One major question the attendees considered was whether to make peer reviews available to all readers. The BMJ, unlike most journals that publish biomedical research, already does that. The identities of the reviewers are even made public — a suggestion that caused some consternation at the meeting.
But that doesn't solve problems of research quality.
Dr. Michael Lauer, a deputy director of the National Institutes of Health, told the meeting that one huge problem is that scientists often fail to ask a fundamental question before starting an experiment, which is how many people or animals should be included in a study. By the time a study is done and submitted for publication, it's too late.
"Peer review is not going to help," he told the scientists. "It doesn't matter how transparent the peer review is, we're not going to be able to solve this problem."
Another concern is that today scientists are judged primarily by which journal publishes their work. The greatest rewards tend to go to scientists who can get their papers into major journals such as Science, Nature and Cell. It matters less what the actual findings are.
"To me that is one of the very biggest problems in the system today," says Erin O'Shea, president of HHMI, "and it drives a lot of behavior — behavior that we don't want."
And if a top journal reviews a paper and decides not to publish it, the scientist needs to start the process of getting to print all over again — which is a waste of resources. "Science moves slower because research isn't available immediately," O'Shea said at the meeting. "To me, those are big problems."
One way forward is to encourage scientists to make their work publicly available on the Internet before it has been peer-reviewed or accepted in a journal. Biologists are starting to do that, using a preprint server called bioRxiv. Physicists have been doing this for years.
Peer review can come later, Eisen says. In fact, he's putting together a system that will facilitate that, and it's set to debut this summer.
"What we want to see happen next is to allow the scientists who are reading papers [as part of their normal work] ... to review them," he says.
As he envisions it, "you post a work, people comment on it, you update it, and if it gets better through that process, that's great — now you've produced something good," he says. "If, through the process of review and assessment, you and the community realize the work wasn't right, it just sorts of fades and you mark it as such. And I think we'll all be better off if that happens."
Notably, it will change the incentives for publication. Right now, because scientists are rewarded for getting papers past peer review in the top journals, attention-grabbing findings are valued over careful work.
Eisen says his system of review before publication would flip those priorities.
"The fact that people are going to be reviewing and assessing the work ... should provide a very strong incentive back to authors to try to produce work that's actually reproducible and durable, rather than work that is just flashy and gets into the right journal," Eisen tells Shots.

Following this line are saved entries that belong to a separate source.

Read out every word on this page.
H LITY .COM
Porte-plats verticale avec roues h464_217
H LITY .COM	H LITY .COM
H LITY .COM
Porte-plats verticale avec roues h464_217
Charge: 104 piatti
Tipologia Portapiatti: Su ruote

Among the challenges he faces is that scientists will struggle to find the time to do careful reviews of papers published online. They may also be tempted to game the system. But people who sign their name to their reviews, or are certified by a trusted body, would have an incentive not to simply shower praise on studies posted by friends and colleagues.
"You don't want to develop a reputation as someone who just says nice things about your buddy," Eisen says.
Posting articles prior to peer review raises other issues, as well.
"There's a worry that the Wild West version [where] everyone posts what they like will lead to a lot more garbage out there that people can't make out what to make of it," says BMJ editor Bloom.
So she still sees a role for journalists, if not as gatekeepers, at least as curators. "I think probably for a while we'll see a parallel track where the journals still provide some imprint of thorough review, statistical review, methodological review," she says, while preprints will "allow the community to share more with each other much more rapidly."